Whitefield, Electronic city encroach green-belt

Whitefield, Electronic city encroach green-belt
Vijay Times

With the IT majors threatening to move out of Bangalore because of haphazard and unhealthy growth comes another threat which people are hardly aware. This is the large-scale encroachment in the green zone, which was marked to balance the eco-system inside the City.

According to the current Comprehensive Development Plan (CDP) prepared by the Bangalore Development Authority (BDA), the City has 682 sq.km of green-belt, accounting for 53.32 per cent of the Bangalore Metropolitan Area (MPA). However, the CDP itself admits to encroachment, saying several lay-outs and two big townships had already come up in the green-belt.

Meanwhile, officials in the Town Planning department say on condition of anonymity that green-belt is no more than a mere concept for Bangalore City since it was no where mentioned in the law nor it was within the controlling capacity of any civic authority. According to them, green-belt was marked only in papers and maps.

What the government is yet to answer is why it allowed Whitefield and the growth of Electronic City on green zone.
The BDA seems to have fought a long battle to safeguard the green-belt, originally a Western concept implemented for the first time during the regime of late Ramakrishna Hegde.

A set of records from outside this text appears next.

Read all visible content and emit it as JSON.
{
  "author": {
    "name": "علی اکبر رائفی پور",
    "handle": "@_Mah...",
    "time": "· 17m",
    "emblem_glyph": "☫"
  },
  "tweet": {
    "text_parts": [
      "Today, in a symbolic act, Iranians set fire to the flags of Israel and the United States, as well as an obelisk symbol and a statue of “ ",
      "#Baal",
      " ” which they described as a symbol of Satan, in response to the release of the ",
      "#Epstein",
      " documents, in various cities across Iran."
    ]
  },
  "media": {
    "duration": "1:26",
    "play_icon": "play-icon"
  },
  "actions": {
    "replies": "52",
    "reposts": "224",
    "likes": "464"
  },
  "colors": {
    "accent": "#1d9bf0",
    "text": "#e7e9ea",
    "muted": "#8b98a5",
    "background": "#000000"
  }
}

Following its successive failures to suspend construction activities in the Green Zone, the authority has now cordoned off 100 metre radius area around 331 villages as an attempt to discourage further encroachment there.
Ebenezer Howard, who coined the word green-belt, describes it as : '' a notified land around the urban limit predominantly agricultural in use. It should be marked in order to check further growth and to preserve special character of the City.''

Now the BDA is all set to redraw boundary of green-belt in its new CDP expected to be prepared shortly. Green -belt serves as a sink for pollutants, it checks the flow of dust and brings down noise pollution levels.
The encroachment in the green zone is partly blamed on seven city municipal councils (CMCs) and one town municipal council which come under the Bangalore Metropolitan Area.

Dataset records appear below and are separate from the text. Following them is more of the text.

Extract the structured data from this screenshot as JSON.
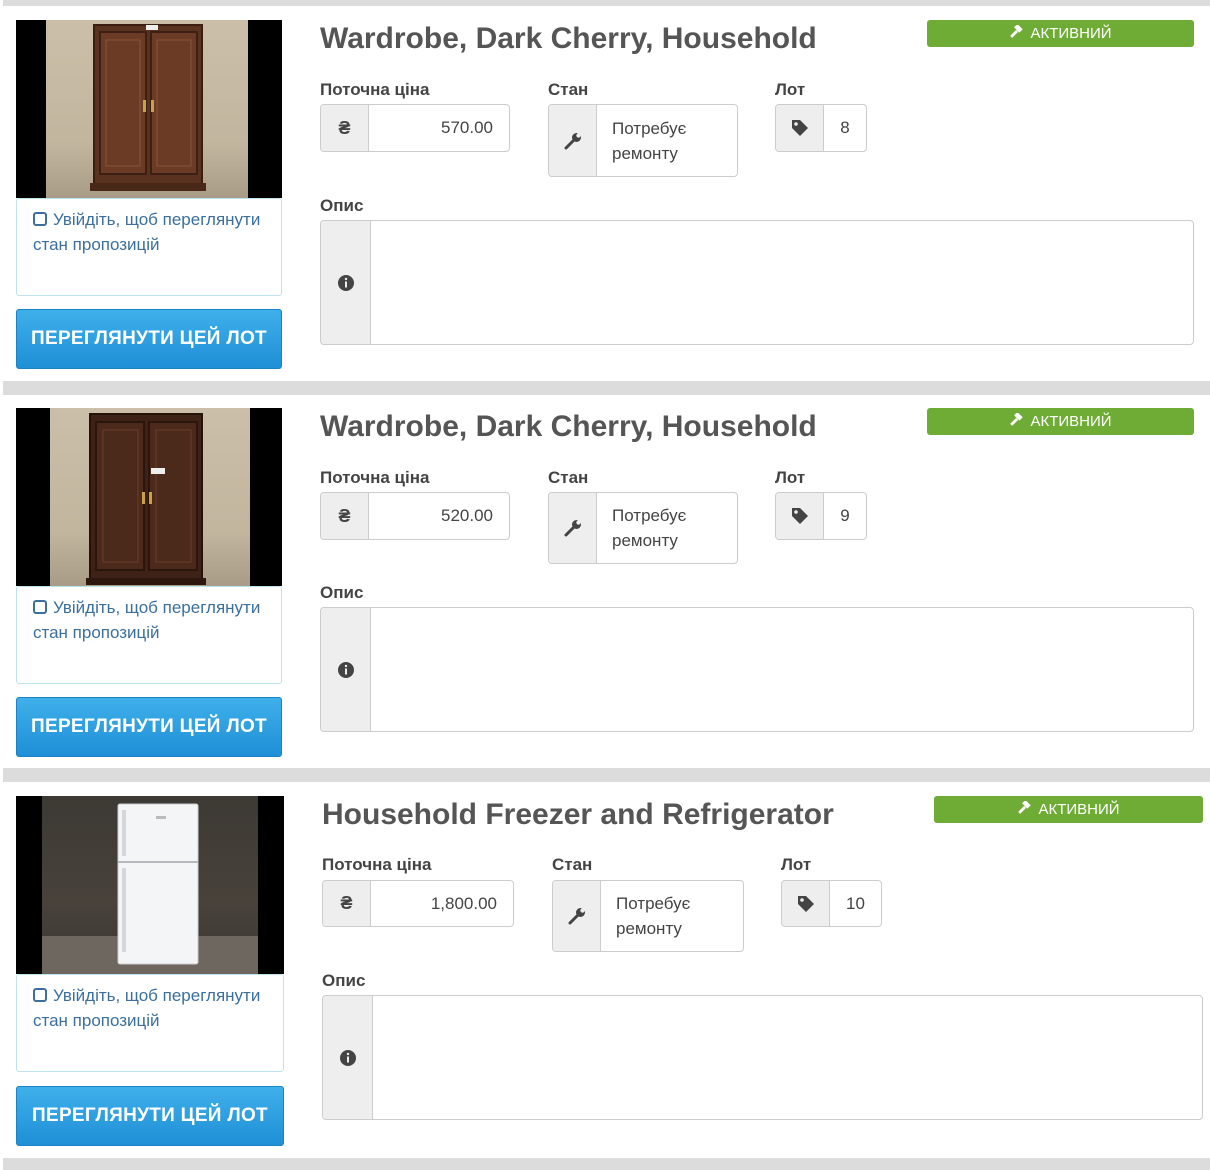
{
  "lots": [
    {
      "title": "Wardrobe, Dark Cherry, Household",
      "status": "АКТИВНИЙ",
      "price_label": "Поточна ціна",
      "currency_symbol": "₴",
      "price": "570.00",
      "condition_label": "Стан",
      "condition": "Потребує ремонту",
      "lot_label": "Лот",
      "lot_number": "8",
      "description_label": "Опис",
      "description": "",
      "login_prompt": "Увійдіть, щоб переглянути стан пропозицій",
      "view_button": "ПЕРЕГЛЯНУТИ ЦЕЙ ЛОТ"
    },
    {
      "title": "Wardrobe, Dark Cherry, Household",
      "status": "АКТИВНИЙ",
      "price_label": "Поточна ціна",
      "currency_symbol": "₴",
      "price": "520.00",
      "condition_label": "Стан",
      "condition": "Потребує ремонту",
      "lot_label": "Лот",
      "lot_number": "9",
      "description_label": "Опис",
      "description": "",
      "login_prompt": "Увійдіть, щоб переглянути стан пропозицій",
      "view_button": "ПЕРЕГЛЯНУТИ ЦЕЙ ЛОТ"
    },
    {
      "title": "Household Freezer and Refrigerator",
      "status": "АКТИВНИЙ",
      "price_label": "Поточна ціна",
      "currency_symbol": "₴",
      "price": "1,800.00",
      "condition_label": "Стан",
      "condition": "Потребує ремонту",
      "lot_label": "Лот",
      "lot_number": "10",
      "description_label": "Опис",
      "description": "",
      "login_prompt": "Увійдіть, щоб переглянути стан пропозицій",
      "view_button": "ПЕРЕГЛЯНУТИ ЦЕЙ ЛОТ"
    }
  ],
  "icons": {
    "status": "gavel-icon",
    "price": "hryvnia-icon",
    "condition": "wrench-icon",
    "lot": "tag-icon",
    "description": "info-circle-icon",
    "login": "checkbox-icon"
  },
  "colors": {
    "active_badge": "#6fac35",
    "view_button": "#2a9be0",
    "login_text": "#3a6f9e"
  }
}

Soon after the green-belt was marked, the State Government had told all the CMCs not to authorise real estate activity in the area. However, CMCs sanctioned development plans on lay-outs. BDA remained a mute spectator as it had no authority to reign in the CMCs. ''The only option left with the BDA to preserve the remaining part of green-belt is acquisition of entire green belt zone. But it costs the authority a large amount of money which it cannot afford,'' says a BDA official wishing not to be named.

However, there is good news. Bangalore is nurturing the country's biggest urban forest spread across 400 acres of land owned by Army Supply Corps. The forest has 1.8 lakh saplings of various species including mohur, jacaranda and mahogany. When the saplings begin to mature into trees, the forest may turnout to be a huge carbon sink cleansing the polluted city.